The new study, published by the Federation of American Societies for Experimental Biology in Journal of Experimental Biology explains how honey kills bacteria. Although alternative medicine has used this property of honey for a long time, science now finally clears up one of the antibacterial abilities of the honey. In Egypt, some doctors treat open wounds washing them with a solution of honey, thus avoiding contamination with bacteria. Modern science now has a full explanation of how it works. A study by researchers from the Academic Medical Center in Amsterdam systematically isolated parts of honey, comparing them with the antibiotic-resistant bacteria that cause the diseases. They eventually found that the main element of the antibiotic in honey – defensin-1 -protein of the immune system. Bees produce protein for their own immune systems and transmit it in honey they produce.
After comparing the defensin-1 with other elements in the honey, the researchers concluded that this protein is most responsible for the antibacterial properties of honey. The study also sheds light on the bees’ immune systems, which can help researchers to find ways to reverse the decline in bee populations in the world. Honey has been tested against several types of bacteria, including methicillin-resistant Staphylococcus aureus (the most common cause of staph infections) and vancomycin-resistant Enterococcus faecium (natural and beneficial bacteria in the intestinal tract, which can become pathogenic under certain circumstances). These and some other bacteria are a problem for modern methods of treatment because of their failure to prescribed antibiotics.

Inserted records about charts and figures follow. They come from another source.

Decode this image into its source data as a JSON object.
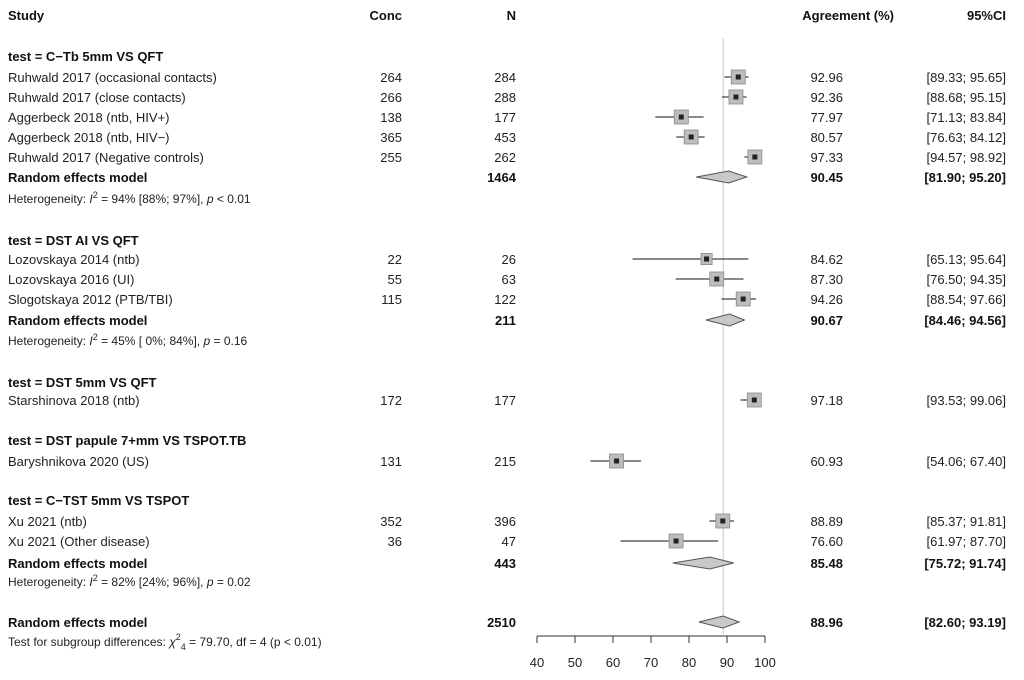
{
  "chart_data": {
    "type": "forest",
    "columns": {
      "study": "Study",
      "conc": "Conc",
      "n": "N",
      "agreement": "Agreement (%)",
      "ci": "95%CI"
    },
    "reference_line": 89,
    "xlim": [
      40,
      100
    ],
    "xticks": [
      "40",
      "50",
      "60",
      "70",
      "80",
      "90",
      "100"
    ],
    "groups": [
      {
        "label": "test = C−Tb 5mm VS QFT",
        "studies": [
          {
            "name": "Ruhwald 2017 (occasional contacts)",
            "conc": "264",
            "n": "284",
            "est": 92.96,
            "lo": 89.33,
            "hi": 95.65,
            "est_text": "92.96",
            "ci_text": "[89.33; 95.65]",
            "weight": 1.0
          },
          {
            "name": "Ruhwald 2017 (close contacts)",
            "conc": "266",
            "n": "288",
            "est": 92.36,
            "lo": 88.68,
            "hi": 95.15,
            "est_text": "92.36",
            "ci_text": "[88.68; 95.15]",
            "weight": 1.0
          },
          {
            "name": "Aggerbeck 2018 (ntb, HIV+)",
            "conc": "138",
            "n": "177",
            "est": 77.97,
            "lo": 71.13,
            "hi": 83.84,
            "est_text": "77.97",
            "ci_text": "[71.13; 83.84]",
            "weight": 1.0
          },
          {
            "name": "Aggerbeck 2018 (ntb, HIV−)",
            "conc": "365",
            "n": "453",
            "est": 80.57,
            "lo": 76.63,
            "hi": 84.12,
            "est_text": "80.57",
            "ci_text": "[76.63; 84.12]",
            "weight": 1.0
          },
          {
            "name": "Ruhwald 2017 (Negative controls)",
            "conc": "255",
            "n": "262",
            "est": 97.33,
            "lo": 94.57,
            "hi": 98.92,
            "est_text": "97.33",
            "ci_text": "[94.57; 98.92]",
            "weight": 1.0
          }
        ],
        "model": {
          "label": "Random effects model",
          "n": "1464",
          "est": 90.45,
          "lo": 81.9,
          "hi": 95.2,
          "est_text": "90.45",
          "ci_text": "[81.90; 95.20]"
        },
        "heterogeneity": {
          "prefix": "Heterogeneity: ",
          "i2_symbol": "I",
          "i2_sup": "2",
          "text": " = 94% [88%; 97%], ",
          "p_symbol": "p",
          "p_text": " < 0.01"
        }
      },
      {
        "label": "test = DST AI VS QFT",
        "studies": [
          {
            "name": "Lozovskaya 2014 (ntb)",
            "conc": "22",
            "n": "26",
            "est": 84.62,
            "lo": 65.13,
            "hi": 95.64,
            "est_text": "84.62",
            "ci_text": "[65.13; 95.64]",
            "weight": 0.8
          },
          {
            "name": "Lozovskaya 2016 (UI)",
            "conc": "55",
            "n": "63",
            "est": 87.3,
            "lo": 76.5,
            "hi": 94.35,
            "est_text": "87.30",
            "ci_text": "[76.50; 94.35]",
            "weight": 1.0
          },
          {
            "name": "Slogotskaya 2012 (PTB/TBI)",
            "conc": "115",
            "n": "122",
            "est": 94.26,
            "lo": 88.54,
            "hi": 97.66,
            "est_text": "94.26",
            "ci_text": "[88.54; 97.66]",
            "weight": 1.0
          }
        ],
        "model": {
          "label": "Random effects model",
          "n": "211",
          "est": 90.67,
          "lo": 84.46,
          "hi": 94.56,
          "est_text": "90.67",
          "ci_text": "[84.46; 94.56]"
        },
        "heterogeneity": {
          "prefix": "Heterogeneity: ",
          "i2_symbol": "I",
          "i2_sup": "2",
          "text": " = 45% [ 0%; 84%], ",
          "p_symbol": "p",
          "p_text": " = 0.16"
        }
      },
      {
        "label": "test = DST 5mm VS QFT",
        "studies": [
          {
            "name": "Starshinova 2018 (ntb)",
            "conc": "172",
            "n": "177",
            "est": 97.18,
            "lo": 93.53,
            "hi": 99.06,
            "est_text": "97.18",
            "ci_text": "[93.53; 99.06]",
            "weight": 1.0
          }
        ]
      },
      {
        "label": "test = DST papule 7+mm VS TSPOT.TB",
        "studies": [
          {
            "name": "Baryshnikova 2020 (US)",
            "conc": "131",
            "n": "215",
            "est": 60.93,
            "lo": 54.06,
            "hi": 67.4,
            "est_text": "60.93",
            "ci_text": "[54.06; 67.40]",
            "weight": 1.0
          }
        ]
      },
      {
        "label": "test = C−TST 5mm VS TSPOT",
        "studies": [
          {
            "name": "Xu 2021 (ntb)",
            "conc": "352",
            "n": "396",
            "est": 88.89,
            "lo": 85.37,
            "hi": 91.81,
            "est_text": "88.89",
            "ci_text": "[85.37; 91.81]",
            "weight": 1.0
          },
          {
            "name": "Xu 2021 (Other disease)",
            "conc": "36",
            "n": "47",
            "est": 76.6,
            "lo": 61.97,
            "hi": 87.7,
            "est_text": "76.60",
            "ci_text": "[61.97; 87.70]",
            "weight": 1.0
          }
        ],
        "model": {
          "label": "Random effects model",
          "n": "443",
          "est": 85.48,
          "lo": 75.72,
          "hi": 91.74,
          "est_text": "85.48",
          "ci_text": "[75.72; 91.74]"
        },
        "heterogeneity": {
          "prefix": "Heterogeneity: ",
          "i2_symbol": "I",
          "i2_sup": "2",
          "text": " = 82% [24%; 96%], ",
          "p_symbol": "p",
          "p_text": " = 0.02"
        }
      }
    ],
    "overall": {
      "label": "Random effects model",
      "n": "2510",
      "est": 88.96,
      "lo": 82.6,
      "hi": 93.19,
      "est_text": "88.96",
      "ci_text": "[82.60; 93.19]"
    },
    "subgroup_test": {
      "prefix": "Test for subgroup differences: ",
      "chi_symbol": "χ",
      "chi_sup": "2",
      "chi_sub": "4",
      "text": " = 79.70, df = 4 (p < 0.01)"
    }
  }
}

Even a small amount of honey can kill the bacteria, it requires only 10-20% of the amount of honey to the ratio of bacteria. The researchers found that lowering the acidity of honey reduces the effectiveness of antibacterial properties.
Since resistant staphylococcus infections have become a problem in the United Kingdom, some nurses began to use natural methods to fight deadly infections. PH level of honey (acidity) is an excellent barrier for invading bacteria and other antibiotics.
It should be noted that the honey, used in the UK (honey Manuka) is not quite ordinary honey found on grocery shelves. The main difference is its sterility. A study in February 2009 found that the difference in the antibacterial properties of honey between it’s medical type and purchased in the store honey was minimal.
Honey – one of the wonders of nature, but science took a long time to finally start it’s research and find out what makes it so unique. Now we know a little bit more about amazing abilities of honey, but much about honey left unexplored, so scientists will have a lot of work!